Refined Sugars vs. Unrefined Sugars: What’s the Difference?
Refined Sugars vs. Unrefined Sugars: What’s the Difference?

Sugar is the bad guy we just can’t resist! But everyone knows we eat far too much of the stuff, which is why “healthier” sugar options sound so sweet.

Refined Sugars
Refined sugar is basic, white table sugar and includes powdered sugar, brown sugar and high-fructose corn syrup. The source of refined sugar is sugar beets or sugar cane plants refined to remove the surrounding plant parts and impurities.

Unrefined Sugars
Unrefined sugar doesn’t remove all that stuff, meaning you will get some minerals here and there. But you’d have to eat bowls of sugar to get enough nutrients to measure; not a good trade-off.

Unrefined sugars include pure maple syrup, coconut sugar and agave nectar. Although all different names, they affect our bodies in the same way. Sorry, honey is no exception!

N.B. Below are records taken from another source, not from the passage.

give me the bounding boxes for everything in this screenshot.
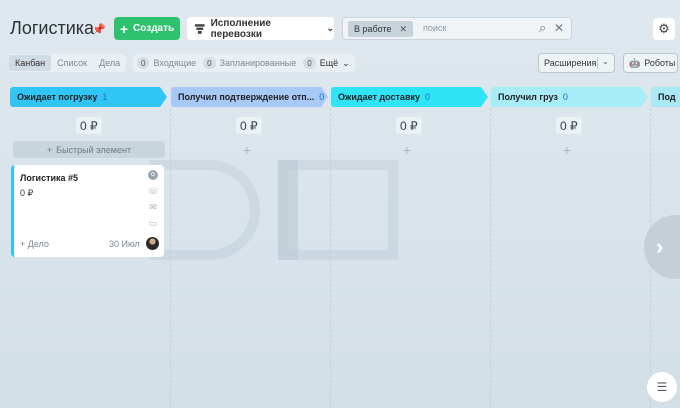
filter-chip[interactable]: В работе ✕ xyxy=(348,21,413,37)
pipeline-select[interactable]: Исполнение перевозки ⌄ xyxy=(187,17,334,40)
add-task-link[interactable]: + Дело xyxy=(20,239,49,249)
stage-header[interactable]: Под xyxy=(651,87,680,107)
phone-icon[interactable]: ☏ xyxy=(147,186,159,196)
column-sum: 0 ₽ xyxy=(556,117,582,134)
view-list[interactable]: Список xyxy=(51,55,93,71)
add-item-icon[interactable]: + xyxy=(557,142,577,158)
plus-icon: + xyxy=(119,20,129,37)
view-kanban[interactable]: Канбан xyxy=(9,55,52,71)
pin-icon[interactable]: 📌 xyxy=(92,23,106,36)
avatar[interactable] xyxy=(146,237,159,250)
counter-incoming[interactable]: 0 Входящие xyxy=(137,57,196,69)
list-menu-icon[interactable]: ☰ xyxy=(647,372,677,402)
gear-icon[interactable]: ⚙ xyxy=(653,18,675,40)
chevron-down-icon: ⌄ xyxy=(326,23,334,33)
chip-close-icon[interactable]: ✕ xyxy=(400,24,408,35)
search-input[interactable]: поиск xyxy=(423,23,446,33)
chevron-right-icon: › xyxy=(656,234,664,259)
stage-header[interactable]: Получил подтверждение отп... 0 xyxy=(171,87,328,107)
robots-button[interactable]: 🤖 Роботы xyxy=(623,53,678,73)
funnel-icon xyxy=(195,23,205,34)
status-icon[interactable]: o xyxy=(148,170,158,180)
stage-header[interactable]: Получил груз 0 xyxy=(491,87,648,107)
plus-icon: + xyxy=(46,144,53,155)
stage-header[interactable]: Ожидает доставку 0 xyxy=(331,87,488,107)
counters-bar: 0 Входящие 0 Запланированные 0 Ещё ⌄ xyxy=(133,54,355,72)
view-switch: Канбан Список Дела xyxy=(9,54,126,72)
chat-icon[interactable]: ▭ xyxy=(147,218,159,228)
page-title: Логистика xyxy=(10,18,95,38)
deal-card[interactable]: Логистика #5 0 ₽ o ☏ ✉ ▭ + Дело 30 Июл xyxy=(11,165,164,257)
view-tasks[interactable]: Дела xyxy=(93,55,126,71)
chevron-down-icon[interactable]: ⌄ xyxy=(602,57,609,66)
column-sum: 0 ₽ xyxy=(396,117,422,134)
robot-icon: 🤖 xyxy=(629,57,641,68)
search-box[interactable]: В работе ✕ поиск ⌕ ✕ xyxy=(342,17,572,40)
column-sum: 0 ₽ xyxy=(236,117,262,134)
card-sum: 0 ₽ xyxy=(20,188,34,198)
extensions-button[interactable]: Расширения ⌄ xyxy=(538,53,615,73)
header: Логистика 📌 + Создать Исполнение перевоз… xyxy=(0,0,680,52)
add-item-icon[interactable]: + xyxy=(237,142,257,158)
counter-more[interactable]: 0 Ещё ⌄ xyxy=(303,57,350,69)
card-date: 30 Июл xyxy=(109,239,140,249)
close-icon[interactable]: ✕ xyxy=(554,21,564,35)
column-sum: 0 ₽ xyxy=(76,117,102,134)
counter-planned[interactable]: 0 Запланированные xyxy=(203,57,296,69)
search-icon[interactable]: ⌕ xyxy=(539,20,546,36)
chevron-down-icon: ⌄ xyxy=(342,57,350,68)
create-button[interactable]: + Создать xyxy=(114,17,180,40)
card-title[interactable]: Логистика #5 xyxy=(20,173,78,183)
add-item-icon[interactable]: + xyxy=(397,142,417,158)
mail-icon[interactable]: ✉ xyxy=(147,202,159,212)
stage-header[interactable]: Ожидает погрузку 1 xyxy=(10,87,167,107)
quick-add-button[interactable]: + Быстрый элемент xyxy=(13,141,165,158)
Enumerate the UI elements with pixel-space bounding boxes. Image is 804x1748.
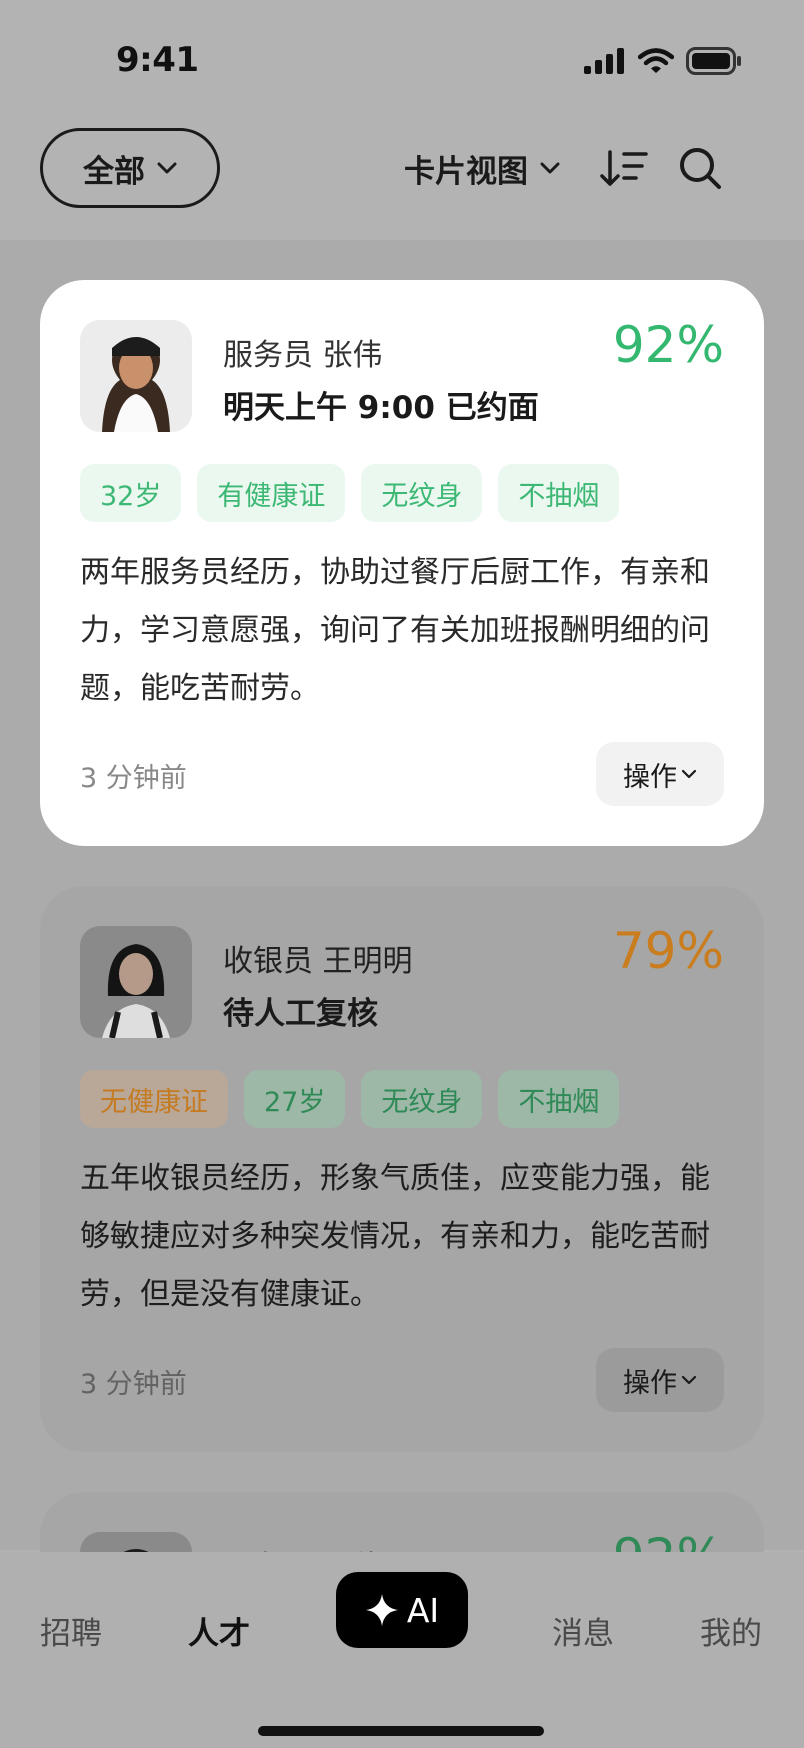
- candidate-status: 明天上午 9:00 已约面: [223, 390, 539, 426]
- sparkle-icon: [365, 1594, 398, 1626]
- filter-label: 全部: [83, 153, 145, 190]
- sort-icon[interactable]: [600, 148, 648, 188]
- timestamp: 3 分钟前: [80, 1369, 187, 1400]
- avatar: [80, 320, 192, 432]
- wifi-icon: [638, 48, 674, 73]
- tag-no-health-cert: 无健康证: [80, 1070, 228, 1128]
- toolbar: 全部 卡片视图: [0, 128, 804, 208]
- actions-label: 操作: [623, 761, 677, 793]
- tag-no-smoking: 不抽烟: [498, 464, 620, 522]
- view-switch[interactable]: 卡片视图: [404, 148, 560, 190]
- ai-label: AI: [406, 1590, 440, 1630]
- view-switch-label: 卡片视图: [404, 153, 528, 190]
- candidate-card[interactable]: 收银员 王明明 待人工复核 79% 无健康证 27岁 无纹身 不抽烟 五年收银员…: [40, 886, 764, 1452]
- tag-no-tattoo: 无纹身: [361, 464, 483, 522]
- actions-button[interactable]: 操作: [596, 1348, 724, 1412]
- tab-bar: 招聘 人才 AI 消息 我的: [0, 1552, 804, 1748]
- tab-messages[interactable]: 消息: [552, 1608, 614, 1653]
- tag-no-smoking: 不抽烟: [498, 1070, 620, 1128]
- filter-dropdown[interactable]: 全部: [40, 128, 220, 208]
- match-score: 79%: [612, 922, 724, 980]
- ai-button[interactable]: AI: [336, 1572, 468, 1648]
- status-icons: [584, 46, 742, 76]
- status-time: 9:41: [116, 40, 199, 80]
- candidate-role: 服务员 张伟: [223, 338, 383, 373]
- chevron-down-icon: [681, 769, 697, 779]
- actions-label: 操作: [623, 1367, 677, 1399]
- candidate-description: 两年服务员经历，协助过餐厅后厨工作，有亲和力，学习意愿强，询问了有关加班报酬明细…: [80, 555, 710, 706]
- candidate-description: 五年收银员经历，形象气质佳，应变能力强，能够敏捷应对多种突发情况，有亲和力，能吃…: [80, 1161, 710, 1312]
- status-bar: 9:41: [0, 0, 804, 120]
- tab-talent[interactable]: 人才: [188, 1608, 250, 1653]
- match-score: 92%: [612, 316, 724, 374]
- candidate-role: 收银员 王明明: [223, 944, 413, 979]
- tag-health-cert: 有健康证: [197, 464, 346, 522]
- tab-recruit[interactable]: 招聘: [40, 1608, 102, 1653]
- candidate-status: 待人工复核: [223, 996, 378, 1032]
- avatar: [80, 926, 192, 1038]
- signal-icon: [584, 48, 624, 74]
- chevron-down-icon: [157, 162, 177, 174]
- timestamp: 3 分钟前: [80, 763, 187, 794]
- home-indicator: [258, 1726, 544, 1736]
- tab-profile[interactable]: 我的: [700, 1608, 762, 1653]
- chevron-down-icon: [681, 1375, 697, 1385]
- tag-list: 无健康证 27岁 无纹身 不抽烟: [80, 1070, 620, 1128]
- tag-age: 27岁: [244, 1070, 346, 1128]
- battery-icon: [686, 47, 741, 75]
- tag-list: 32岁 有健康证 无纹身 不抽烟: [80, 464, 620, 522]
- candidate-card[interactable]: 服务员 张伟 明天上午 9:00 已约面 92% 32岁 有健康证 无纹身 不抽…: [40, 280, 764, 846]
- tag-no-tattoo: 无纹身: [361, 1070, 483, 1128]
- chevron-down-icon: [540, 162, 560, 174]
- actions-button[interactable]: 操作: [596, 742, 724, 806]
- tag-age: 32岁: [80, 464, 182, 522]
- search-icon[interactable]: [678, 146, 722, 190]
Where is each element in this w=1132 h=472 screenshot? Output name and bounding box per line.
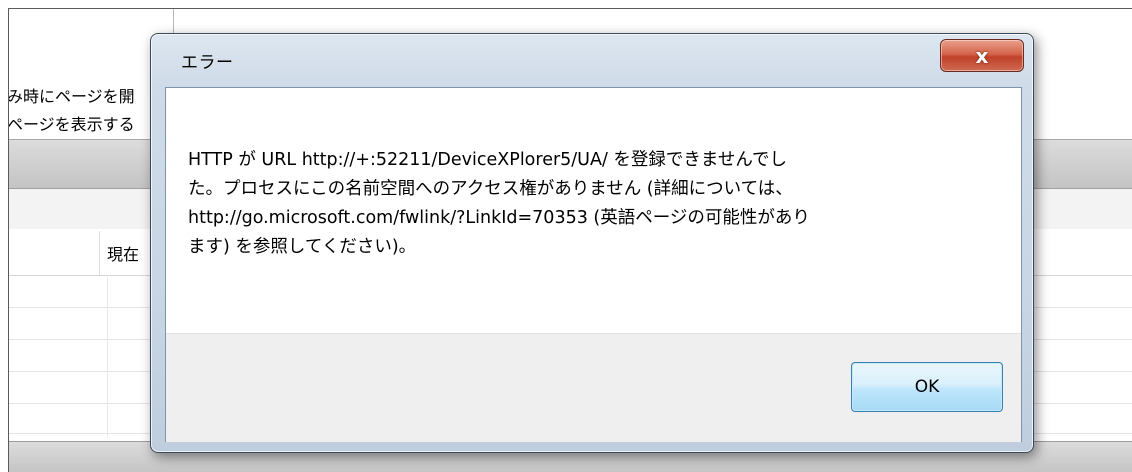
dialog-title: エラー — [181, 53, 234, 73]
dialog-footer: OK — [166, 333, 1021, 442]
background-column-line — [107, 277, 108, 437]
error-message: HTTP が URL http://+:52211/DeviceXPlorer5… — [188, 146, 988, 262]
dialog-body: HTTP が URL http://+:52211/DeviceXPlorer5… — [165, 87, 1022, 442]
error-message-line: た。プロセスにこの名前空間へのアクセス権がありません (詳細については、 — [188, 179, 793, 199]
background-text-line1: み時にページを開 — [8, 87, 135, 106]
error-message-line: HTTP が URL http://+:52211/DeviceXPlorer5… — [188, 150, 788, 170]
ok-button[interactable]: OK — [851, 362, 1003, 412]
error-message-line: http://go.microsoft.com/fwlink/?LinkId=7… — [188, 208, 810, 228]
close-icon: x — [975, 43, 989, 68]
background-text-line2: ページを表示する — [8, 115, 135, 134]
dialog-content: HTTP が URL http://+:52211/DeviceXPlorer5… — [166, 88, 1021, 333]
background-column-separator — [99, 231, 100, 275]
error-dialog: エラー x HTTP が URL http://+:52211/DeviceXP… — [150, 33, 1034, 453]
close-button[interactable]: x — [940, 39, 1024, 72]
background-column-label[interactable]: 現在 — [107, 241, 139, 265]
error-message-line: ます) を参照してください)。 — [188, 237, 417, 257]
background-divider — [173, 9, 174, 33]
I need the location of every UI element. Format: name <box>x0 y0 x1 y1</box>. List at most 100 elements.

Chemically, unrefined and refined sugars may have slightly different compositions, but ultimately, they are all broken down into sucrose and fructose and hit the bloodstream similarly.

Total vs. Added Sugars
Fruits and dairy products have naturally occurring sugars in them but they also contain minerals, vitamins, fiber and good nutrients we need.

The problem is added sugars and their empty calories. They are expected in junk food treats like cakes and cookies, but they’re also found in canned goods, breads, and even foods we don’t think of as sweet at all.

By the end of 2021, all food labels should contain information showing the total sugars in food, as well as the added sugars. The total number includes both naturally occurring sugars and those that the manufacturing process put in.

The 2020-2025 Dietary Guidelines recommend limiting added sugars to less than 10% of our calories per day, unchanged from the 2015-2020 guidelines. However, the Dietary Guidelines Advisory Committee (DGA) wanted that number lowered to 6% or less.

For comparison, the American Heart Association recommends women limit added sugars to 6 teaspoons (100 calories) and for men, 9 teaspoons (150 calories). The DGA’s 10% guideline equals about 12 teaspoons of sugar or 192 calories.

What to Do
The best approach is to stick within the guidelines and fill your plate with fruits and veggies, whole grains and lean proteins, plus drink plenty of water. If you focus on filling up with mostly unprocessed foods, you’ll be heading toward a healthy and truly sweet life!